LES CAPETIENS
LOUIS IX ET LE PEUPLE

 

LES FOIRES DE CHAMPAGNE

Apparu à la fin du XIIème siècle, le phénomène des foires va pendant près de deux cents ans rythmer la vie économique de l'Occident médiéval. Les foires les plus importantes, celles de Champagne, brassent des marchandises provenant aussi bien d'Europe que du Proche Orient.

Le jour vient de se lever sur Provins. Le froid qui règne encore en cette matinée du mois de mai n'entame en rien l'ardeur des marchands. La place de la ville haute, dominée par l'imposante silhouette de la tour de César, est couverte d'étals aux couleurs chatoyantes, derière lesquels on vante avec passion la qualité de la marchandise. Tous ont parcouru des centaines de kilomètres pour rallier ce rendez-vous où se côtoient Italiens et Espagnols, Anglais et Allemands, Flamands et commerçants des pays de France. Ici, on achète du drap de Flandre; là, un marchand espagnol négocie la vente d'un lot de fourrures; de loin en loin, on aperçoit, fendant la foule, des agents du comte Thibaud V de Champagne, chargés de garantir la sécurité de tous et de prévenir d'éventuelles fraudes.

Phénomène quasi spontané, les foires de Champagne doivent leur succès à de nombreux facteurs. Depuis la fin du XIIème siècle, l'Occident chrétien, débarrassé des Vikings, connaît une période de prospérité économique. A la faveur des croisades, on a découvert des produits nouveaux. Peu à peu, sous l'impulsion des Génois et des Vénitiens, un commerce s'est développé en Méditerranée. Epices, vin, blé, coton, mais aussi sucre, sel et tissus précieux affluent en Europe. Quantité de produits, tels les teintures et les cuirs, viennent d'Espagne. Les pays du Nord proposent des draps de Flandre, des fourrures, du bois, de la laine, du poisson.
Les routes étant plus sûres, le trafic des biens de consommation colportés par des marchands ambulants a augmenté. Conscients de l'importance géographique de leur province, idéalement située à la croisée des flux commerciaux, les comtes de Champagne s'efforcent d'y attirer les marchands. Ils font bâtir des hôtels pour les loger et assurent leur protection. Chaque négociant bénéficie d'un emplacement réservé, et la paix est garantie le temps des foires. Bientôt, quatre villes de Champagne deviennent les plaques tournantes du commerce européen. Les foires s'y tiennent en alternance pendant une durée de trois à six semaines. Le cycle débute à Lagny en janvier et février; Bar sur Aube accueille les marchands en mars; en mai, Provins leur ouvre ses portes; en juillet, on se retrouve à Troyes, puis de nouveau à Provins, en septembre. La dernière foire de l'année, la foire "froide", a lieu à Troyes les deux derniers mois de l'hiver.
Les foires se déroulent suivant un schéma précis. La première semaine, les marchands s'installent sur leurs emplacements. On en profite pour comparer les prix et prendre des contacts en vue de transactions, tandis que les agents du comte de Champagne vérifient la conformité des poids et mesures. Puis vient la vente, pendant laquelle se négocient les achats. Enfin, dans la dernière semaine, on procède au règlement des marchandises achetées.

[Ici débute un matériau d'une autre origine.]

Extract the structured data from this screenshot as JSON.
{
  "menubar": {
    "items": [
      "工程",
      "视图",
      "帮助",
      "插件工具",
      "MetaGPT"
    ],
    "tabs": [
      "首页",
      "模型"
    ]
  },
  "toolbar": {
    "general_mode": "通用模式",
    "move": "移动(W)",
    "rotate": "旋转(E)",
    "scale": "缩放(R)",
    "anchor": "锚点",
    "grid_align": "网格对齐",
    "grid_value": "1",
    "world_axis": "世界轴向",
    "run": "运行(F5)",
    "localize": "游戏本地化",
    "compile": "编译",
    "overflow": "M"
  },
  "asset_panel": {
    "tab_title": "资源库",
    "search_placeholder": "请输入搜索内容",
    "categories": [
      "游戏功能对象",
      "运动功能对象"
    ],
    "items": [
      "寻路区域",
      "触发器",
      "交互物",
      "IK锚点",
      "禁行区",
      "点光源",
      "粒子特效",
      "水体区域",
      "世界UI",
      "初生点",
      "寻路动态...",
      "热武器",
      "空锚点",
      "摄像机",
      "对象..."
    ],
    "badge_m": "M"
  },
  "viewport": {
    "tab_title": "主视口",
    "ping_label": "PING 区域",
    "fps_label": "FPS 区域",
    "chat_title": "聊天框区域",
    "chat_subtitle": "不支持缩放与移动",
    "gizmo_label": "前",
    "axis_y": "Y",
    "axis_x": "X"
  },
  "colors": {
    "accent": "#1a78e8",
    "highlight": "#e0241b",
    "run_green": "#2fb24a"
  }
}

Peu à peu, le visage des foires se modifie. A partir du milieu du XIIIème siècle, les activités financières se mêlent aux transactions commerciales. Des banquiers italiens venus de Sienne assurent désormais les opérations monétaires. Ils répandent l'usage de la lettre de change, rendue nécessaire par le volume des marchandises et des transactions effectuées. A partir de la fin du siècle, les foires de Champagne perdent de leur importance. De nouvelles voies de communication sillonnent toute l'Europe. Les marchands itinérants désertent Provins et Troyes, qui ne conservent que leurs activités financières. Par ailleurs, des marchands italiens s'installent dans les villes textiles, traitant directement avec les producteurs pour éviter de payer des intermédiaires. Puis, en Italie, se développe une industrie du drap qui concurrence celle de Flandre et rend inutiles les rencontres en Champagne. Dans la seconde moitié du XIIIème siècle, bénéficiant d'un meilleur approvisionnement, les marchands s'associent et se sédentarisent dans les grandes villes. Ils profitent alors d'une clientèle régulière qui assure leur prospérité. Après le rattachement de la Champagne à la France, en 1284, les guerres franco-allemandes puis la guerre de Cent Ans porteront un coup fatal aux foires champenoises.